Mulher que teve pé amputado em erro médico deve receber R$ 150 mil de indenização, pensão e prótese


Uma paciente que teve um pé e tornozelo amputados por erro médico, em Marília, deverá receber R$ 150 mil por danos morais e pensão vitalícia de um salário mínimo mensal, além de uma prótese no local da amputação.

A decisão é do juiz Walmir Idalêncio dos Santos Cruz, da Vara da Fazenda Pública, em processo iniciado em 2013 e cabe recurso.

Conforme os autos, a faxineira Luzia dos Santos, no dia 19 de outubro 2013, procurou atendimento médico com queixas de dor e formigamento na perna e pé esquerdo. Naquela ocasião, foi medicada e, após a realização de alguns exames, transferida para atendimento pela equipe cardiovascular do Hospital das Clínicas.

Chegando no Hospital, a autora foi diagnosticada como sendo portadora de um êmbolo na artéria da perna esquerda, que teria de ser removido através de procedimento cirúrgico de cateterismo.

O procedimento foi agendado para o dia seguinte. Luzia se submeteu ao procedimento e, em 22 de outubro de 2013, recebeu alta médica. Passados sete dias, ela retornou ao hospital para consulta de rotina e, naquela ocasião, foi atendida por outro médico, que lhe informou que sua perna estava em perfeito estado e que a mesma podia voltar a trabalhar.

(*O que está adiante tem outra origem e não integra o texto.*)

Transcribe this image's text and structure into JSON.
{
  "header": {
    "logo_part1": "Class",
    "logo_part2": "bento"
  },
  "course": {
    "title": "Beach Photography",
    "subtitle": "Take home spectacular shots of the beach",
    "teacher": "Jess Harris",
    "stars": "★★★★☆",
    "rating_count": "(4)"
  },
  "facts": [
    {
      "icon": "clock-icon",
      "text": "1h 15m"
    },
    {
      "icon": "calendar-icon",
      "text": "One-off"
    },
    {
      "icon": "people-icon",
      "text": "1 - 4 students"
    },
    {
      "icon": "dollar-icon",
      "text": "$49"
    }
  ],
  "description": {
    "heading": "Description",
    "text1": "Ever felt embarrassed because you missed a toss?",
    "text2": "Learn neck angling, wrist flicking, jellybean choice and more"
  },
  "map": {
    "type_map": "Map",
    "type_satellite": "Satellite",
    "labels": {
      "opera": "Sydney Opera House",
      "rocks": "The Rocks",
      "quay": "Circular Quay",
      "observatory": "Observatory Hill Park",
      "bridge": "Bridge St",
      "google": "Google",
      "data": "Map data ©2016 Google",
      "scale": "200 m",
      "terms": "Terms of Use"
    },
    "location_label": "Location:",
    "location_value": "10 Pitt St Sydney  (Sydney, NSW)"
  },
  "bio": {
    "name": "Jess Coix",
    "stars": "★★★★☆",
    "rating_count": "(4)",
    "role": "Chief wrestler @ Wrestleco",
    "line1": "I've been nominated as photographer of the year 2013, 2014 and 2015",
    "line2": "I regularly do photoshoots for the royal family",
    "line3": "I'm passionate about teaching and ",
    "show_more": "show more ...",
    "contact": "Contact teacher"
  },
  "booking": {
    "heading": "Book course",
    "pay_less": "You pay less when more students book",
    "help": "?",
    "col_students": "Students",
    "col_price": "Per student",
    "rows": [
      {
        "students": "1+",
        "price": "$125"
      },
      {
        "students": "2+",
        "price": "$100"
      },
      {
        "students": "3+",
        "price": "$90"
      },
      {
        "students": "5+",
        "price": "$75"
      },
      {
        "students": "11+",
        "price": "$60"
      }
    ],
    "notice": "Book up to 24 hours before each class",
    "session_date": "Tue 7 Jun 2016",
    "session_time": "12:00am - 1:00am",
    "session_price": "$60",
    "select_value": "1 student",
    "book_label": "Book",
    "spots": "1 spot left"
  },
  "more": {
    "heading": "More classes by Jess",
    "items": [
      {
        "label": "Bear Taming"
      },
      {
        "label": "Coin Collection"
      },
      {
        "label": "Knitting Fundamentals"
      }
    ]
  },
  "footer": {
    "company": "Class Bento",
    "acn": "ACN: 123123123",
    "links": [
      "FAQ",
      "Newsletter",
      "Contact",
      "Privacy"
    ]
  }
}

Luzia sentia-se bem e em plenas condições de retornar a sua rotina diária. Ocorre que, alguns dias depois, recebeu uma ligação do Hospital das Clínicas, tendo sido informada de que o médico que havia conduzido o procedimento de cateterismo gostaria de lhe ver. A paciente voltou ao hospital e foi atendida por uma outra médica (Dra. Laís Missae), a qual, após examiná-la, concluiu que a demandante deveria passar por outro procedimento de cateterismo para desobstrução da artéria femoral.

A nova cirurgia foi realizada no dia 12 de novembro 2013, após o que a autora passou a sentir fortes dores no pé esquerdo. Notou, também, que seu pé estava bastante arroxeado e inchado. Passados muitos dias e, com a piora do quadro de saúde, recebeu a notícia de que seria necessária a amputação dos dedos de seu pé esquerdo.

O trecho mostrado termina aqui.